Gravy….tricks of the trade
How is the gravy at your Thanksgiving Feast? Does it taste like runny salt? Is it super lumpy with a taste of cardboard? Well, never fear….here are some tips for making it fantastic. These tips are come from my husband Adam, who always makes the gravy around here. He has a real knack for gravy, so I have asked him to help us all out! The best and most important tip I can give you is to keep tasting as you are making. The next most important tip is….never add flour directly into your gravy. It has to be mixed into milk or water first, and then added. Otherwise you’ll end up with a ton of lumps. There aren’t any exact measurements here.
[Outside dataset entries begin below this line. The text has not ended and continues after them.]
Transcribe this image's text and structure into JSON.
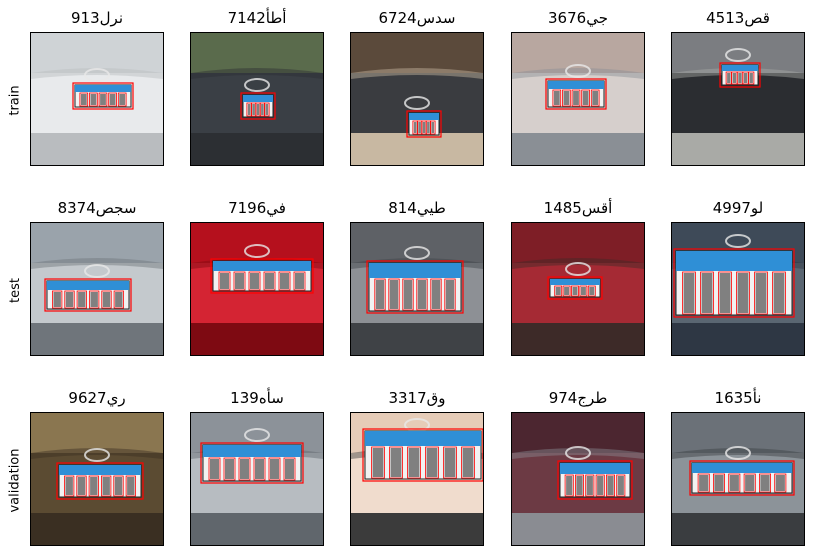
{
  "rows": [
    {
      "label": "train",
      "samples": [
        {
          "title": "913نرل",
          "scene": "white-car"
        },
        {
          "title": "7142أطأ",
          "scene": "dark-street"
        },
        {
          "title": "6724سدس",
          "scene": "dark-car-front"
        },
        {
          "title": "3676جي",
          "scene": "grey-car"
        },
        {
          "title": "4513قص",
          "scene": "black-car-parking"
        }
      ]
    },
    {
      "label": "test",
      "samples": [
        {
          "title": "8374سجص",
          "scene": "silver-toyota"
        },
        {
          "title": "7196في",
          "scene": "red-kia"
        },
        {
          "title": "814طيي",
          "scene": "grey-toyota"
        },
        {
          "title": "1485أقس",
          "scene": "red-car"
        },
        {
          "title": "4997لو",
          "scene": "plate-closeup"
        }
      ]
    },
    {
      "label": "validation",
      "samples": [
        {
          "title": "9627ري",
          "scene": "gold-grille"
        },
        {
          "title": "139سأه",
          "scene": "grey-kia"
        },
        {
          "title": "3317وق",
          "scene": "plate-closeup-2"
        },
        {
          "title": "974طرج",
          "scene": "maroon-toyota"
        },
        {
          "title": "1635نأ",
          "scene": "mitsubishi"
        }
      ]
    }
  ],
  "colors": {
    "box": "#ff0000",
    "plate_blue": "#2f8fd6",
    "plate_white": "#f2f2f2"
  }
}
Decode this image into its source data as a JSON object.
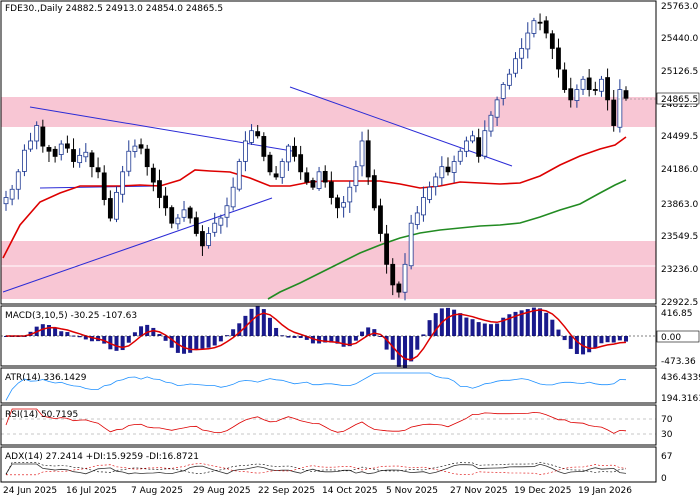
{
  "main": {
    "header": "FDE30.,Daily  24882.5 24913.0 24854.0 24865.5",
    "y_labels": [
      "25763.0",
      "25440.0",
      "25126.5",
      "24812.5",
      "24499.5",
      "24186.0",
      "23863.0",
      "23549.5",
      "23236.0",
      "22922.5"
    ],
    "price_tag": "24865.5",
    "colors": {
      "bull": "#1f3a93",
      "bear": "#000000",
      "ma_fast": "#dd0000",
      "ma_slow": "#228b22",
      "zone": "#f8c6d4",
      "trend": "#2b2bd6"
    }
  },
  "macd": {
    "header": "MACD(3,10,5) -30.25 -107.63",
    "top": "416.85",
    "zero": "0.00",
    "bottom": "-473.36"
  },
  "atr": {
    "header": "ATR(14) 336.1429",
    "top": "436.4339",
    "bottom": "194.3161"
  },
  "rsi": {
    "header": "RSI(14) 50.7195",
    "levels": [
      "70",
      "30"
    ]
  },
  "adx": {
    "header": "ADX(14) 27.2414 +DI:15.9259 -DI:16.8721",
    "levels": [
      "67",
      "0"
    ]
  },
  "x_labels": [
    "24 Jun 2025",
    "16 Jul 2025",
    "7 Aug 2025",
    "29 Aug 2025",
    "22 Sep 2025",
    "14 Oct 2025",
    "5 Nov 2025",
    "27 Nov 2025",
    "19 Dec 2025",
    "19 Jan 2026"
  ],
  "chart_data": {
    "type": "candlestick",
    "symbol": "FDE30.",
    "timeframe": "Daily",
    "last": {
      "open": 24882.5,
      "high": 24913.0,
      "low": 24854.0,
      "close": 24865.5
    },
    "price_range": [
      22922.5,
      25763.0
    ],
    "closes": [
      23900,
      23980,
      24150,
      24360,
      24450,
      24600,
      24400,
      24350,
      24300,
      24420,
      24380,
      24250,
      24310,
      24340,
      24200,
      24150,
      23880,
      23700,
      23950,
      24150,
      24350,
      24400,
      24380,
      24200,
      24050,
      23900,
      23800,
      23650,
      23700,
      23780,
      23700,
      23550,
      23430,
      23550,
      23650,
      23700,
      23820,
      24000,
      24250,
      24450,
      24550,
      24500,
      24300,
      24150,
      24100,
      24250,
      24400,
      24300,
      24150,
      24050,
      24000,
      24150,
      24050,
      23900,
      23800,
      23850,
      24000,
      24200,
      24450,
      24100,
      23800,
      23550,
      23250,
      23050,
      22980,
      23250,
      23650,
      23750,
      23900,
      24000,
      24100,
      24200,
      24150,
      24250,
      24350,
      24450,
      24500,
      24300,
      24550,
      24700,
      24850,
      25000,
      25100,
      25250,
      25350,
      25500,
      25620,
      25600,
      25500,
      25350,
      25150,
      24950,
      24850,
      24950,
      25050,
      24950,
      24950,
      25050,
      24850,
      24600,
      24950,
      24865.5
    ],
    "ma_fast_last": 24499.5,
    "ma_slow_last": 24120,
    "indicators": {
      "MACD": {
        "params": [
          3,
          10,
          5
        ],
        "main": -30.25,
        "signal": -107.63,
        "range": [
          -473.36,
          416.85
        ]
      },
      "ATR": {
        "period": 14,
        "value": 336.1429,
        "range": [
          194.3161,
          436.4339
        ]
      },
      "RSI": {
        "period": 14,
        "value": 50.7195,
        "levels": [
          70,
          30
        ]
      },
      "ADX": {
        "period": 14,
        "value": 27.2414,
        "plus_di": 15.9259,
        "minus_di": 16.8721,
        "levels": [
          67,
          0
        ]
      }
    }
  }
}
Just a little guide to help you make the gravy great.
Drippings from the turkey
1 can cream of mushroom soup
flour (1 T will thicken about 1 C of gravy)
chicken bullion cubes
package of gravy mix (sometimes comes inside the turkey in a little pouch, this is optional)
1. Pour the drippings (and the package of gravy mix, if available) into a sauce pan.
2. Add the cream of mushroom soup.
3. Add about 1/2 C water and whisk together. If your drippings are salty, add a bit more water. If the drippings are bland, then add a couple of bullion cubes at this point. Remember….just keep tasting it.
4. Pour about a cup of milk into a glass Pyrex measuring cup. Add about 1/2 C of flour and whisk it in until its smooth and there are no lumps.
5. Stir in about 3/4 of the milk/flour mixture into the sauce pan of drippings.
6. Stir and bring the mixture to a boil. Once it has reached a boil you will be able to tell what consistency you have. If the gravy is too thick, add a bit more milk. If the gravy is to thin add a bit more of the milk/flour mixture.
7. Once you have the right consistency, let it cook on medium heat for about 6 minutes. Keep stirring, it will scorch on the bottom if you don’t stir while it cooks. There you have it! Good luck!